Between Labels and Lived Experience: Disagreement and Disengagement in Early Psychosis Services

Background: Psychosis diagnoses are grounded in clinical frameworks that often fail to reflect individuals’ personal or cultural understandings of their experiences. In early psychosis services, there is frequently an implicit or explicit expectation to adopt and identify with the received diagnosis, which can significantly limit opportunities for unique meaning-making. Disagreements with such diagnoses or conceptualizations may contribute to disengagement from care—stemming from mistrust in providers, feeling unheard, or a sense that one's experiences are being mischaracterized. Understanding these dynamics is particularly critical in early intervention contexts, where engagement is considered a key predictor of long-term outcomes. This study explores how individuals labeled with psychosis describe and interpret their experiences, and how these interpretations shape their relationships with mental health services. The analysis draws on preliminary findings from a multi-site qualitative study examining the pathways of individuals involved in early psychosis programs, with attention to trajectories in work, school, and the use of SSI or SSDI.

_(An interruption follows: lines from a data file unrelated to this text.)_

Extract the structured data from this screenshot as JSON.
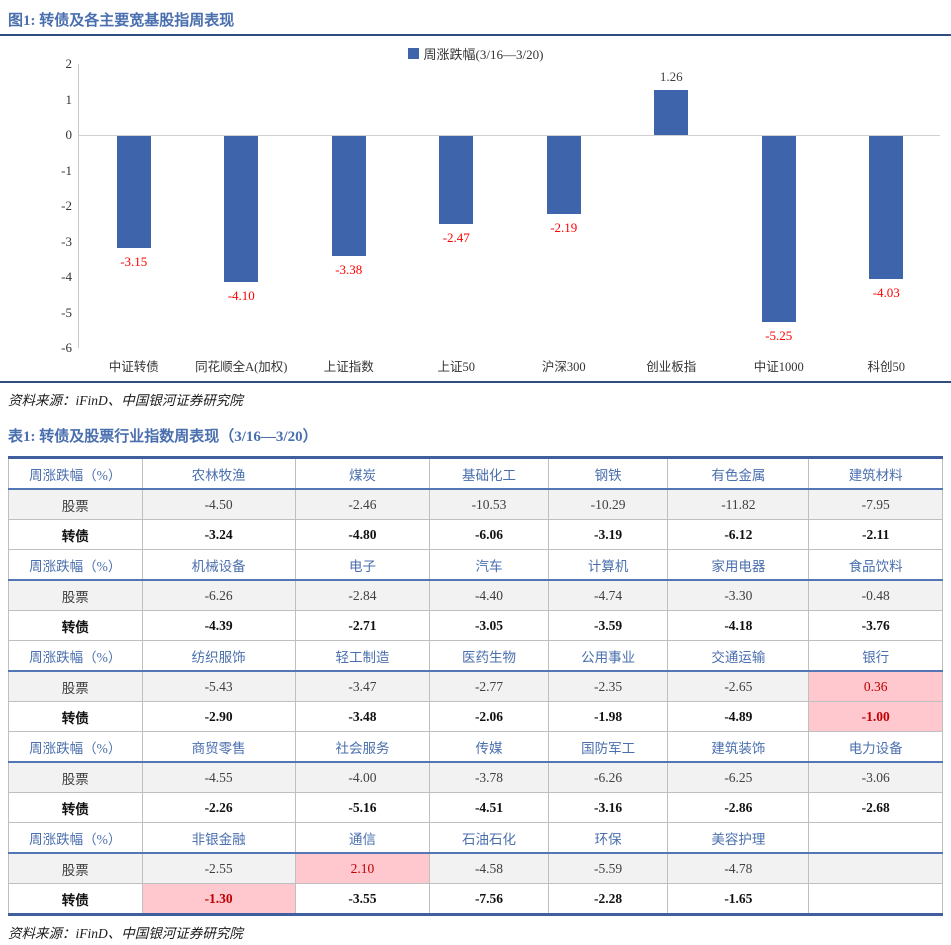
{
  "figure": {
    "title": "图1: 转债及各主要宽基股指周表现",
    "source": "资料来源：iFinD、中国银河证券研究院"
  },
  "chart_data": {
    "type": "bar",
    "title": "",
    "legend": "周涨跌幅(3/16—3/20)",
    "legend_position": "top-center",
    "grid": false,
    "categories": [
      "中证转债",
      "同花顺全A(加权)",
      "上证指数",
      "上证50",
      "沪深300",
      "创业板指",
      "中证1000",
      "科创50"
    ],
    "values": [
      -3.15,
      -4.1,
      -3.38,
      -2.47,
      -2.19,
      1.26,
      -5.25,
      -4.03
    ],
    "labels": [
      "-3.15",
      "-4.10",
      "-3.38",
      "-2.47",
      "-2.19",
      "1.26",
      "-5.25",
      "-4.03"
    ],
    "xlabel": "",
    "ylabel": "",
    "ylim": [
      -6,
      2
    ],
    "yticks": [
      2,
      1,
      0,
      -1,
      -2,
      -3,
      -4,
      -5,
      -6
    ],
    "bar_color": "#3e64ac",
    "negative_label_color": "#ff0000",
    "positive_label_color": "#404040"
  },
  "table": {
    "title": "表1: 转债及股票行业指数周表现（3/16—3/20）",
    "source": "资料来源：iFinD、中国银河证券研究院",
    "row_header": "周涨跌幅（%）",
    "stock_label": "股票",
    "bond_label": "转债",
    "groups": [
      {
        "industries": [
          "农林牧渔",
          "煤炭",
          "基础化工",
          "钢铁",
          "有色金属",
          "建筑材料"
        ],
        "stock": [
          "-4.50",
          "-2.46",
          "-10.53",
          "-10.29",
          "-11.82",
          "-7.95"
        ],
        "bond": [
          "-3.24",
          "-4.80",
          "-6.06",
          "-3.19",
          "-6.12",
          "-2.11"
        ],
        "stock_highlight": [],
        "bond_highlight": []
      },
      {
        "industries": [
          "机械设备",
          "电子",
          "汽车",
          "计算机",
          "家用电器",
          "食品饮料"
        ],
        "stock": [
          "-6.26",
          "-2.84",
          "-4.40",
          "-4.74",
          "-3.30",
          "-0.48"
        ],
        "bond": [
          "-4.39",
          "-2.71",
          "-3.05",
          "-3.59",
          "-4.18",
          "-3.76"
        ],
        "stock_highlight": [],
        "bond_highlight": []
      },
      {
        "industries": [
          "纺织服饰",
          "轻工制造",
          "医药生物",
          "公用事业",
          "交通运输",
          "银行"
        ],
        "stock": [
          "-5.43",
          "-3.47",
          "-2.77",
          "-2.35",
          "-2.65",
          "0.36"
        ],
        "bond": [
          "-2.90",
          "-3.48",
          "-2.06",
          "-1.98",
          "-4.89",
          "-1.00"
        ],
        "stock_highlight": [
          5
        ],
        "bond_highlight": [
          5
        ]
      },
      {
        "industries": [
          "商贸零售",
          "社会服务",
          "传媒",
          "国防军工",
          "建筑装饰",
          "电力设备"
        ],
        "stock": [
          "-4.55",
          "-4.00",
          "-3.78",
          "-6.26",
          "-6.25",
          "-3.06"
        ],
        "bond": [
          "-2.26",
          "-5.16",
          "-4.51",
          "-3.16",
          "-2.86",
          "-2.68"
        ],
        "stock_highlight": [],
        "bond_highlight": []
      },
      {
        "industries": [
          "非银金融",
          "通信",
          "石油石化",
          "环保",
          "美容护理",
          ""
        ],
        "stock": [
          "-2.55",
          "2.10",
          "-4.58",
          "-5.59",
          "-4.78",
          ""
        ],
        "bond": [
          "-1.30",
          "-3.55",
          "-7.56",
          "-2.28",
          "-1.65",
          ""
        ],
        "stock_highlight": [
          1
        ],
        "bond_highlight": [
          0
        ]
      }
    ]
  },
  "colors": {
    "accent_blue": "#4a6fae",
    "rule_navy": "#2f4d7e",
    "table_border_blue": "#3f5f9e",
    "bar_blue": "#3e64ac",
    "highlight_pink": "#ffc7ce",
    "highlight_red": "#c00000",
    "chart_label_red": "#ff0000"
  }
}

Results: Preliminary findings highlight five central themes: (1) Struggles for Validation—participants often described clinical language as inadequate or misaligned with their lived experiences; (2) Stigma and Dismissal—being labeled as “psychotic” contributed to experiences of epistemic invalidation, leading some to feel discredited or unheard in care; (3) Distrust in Providers—perceived provider inflexibility and failure to acknowledge alternative explanations fostered relational ruptures; (4) Treatment Hesitancy—diagnostic disagreement shaped skepticism around traditional treatment modalities, including around medication choices; and (5) Cultural and Contextual Dissonance—participants often drew on spiritual, cultural, or trauma-informed frameworks that clashed with biomedical conceptualizations.

Discussion: These findings emphasize the critical importance of relational, culturally humble, and person-centered approaches within early psychosis services. Disagreement with diagnosis should not be viewed as resistance, but rather as an opportunity for deeper engagement and shared understanding. Participants’ narratives reflect a core social work concern with dignity, self-determination, and the right to define one’s own experience. Importantly, diagnostic misalignment often reflected broader systemic issues—such as stigma, epistemic injustice, and culturally incongruent care models—that must be addressed to promote equity and trust in service delivery. As early intervention programs continue to expand, social workers are uniquely positioned to advocate for participatory, justice-oriented practices that move beyond compliance and toward true collaboration. Integrating narrative, cultural humility, and recognition of multiple ways of knowing may be essential for fostering sustained engagement and meaningful recovery.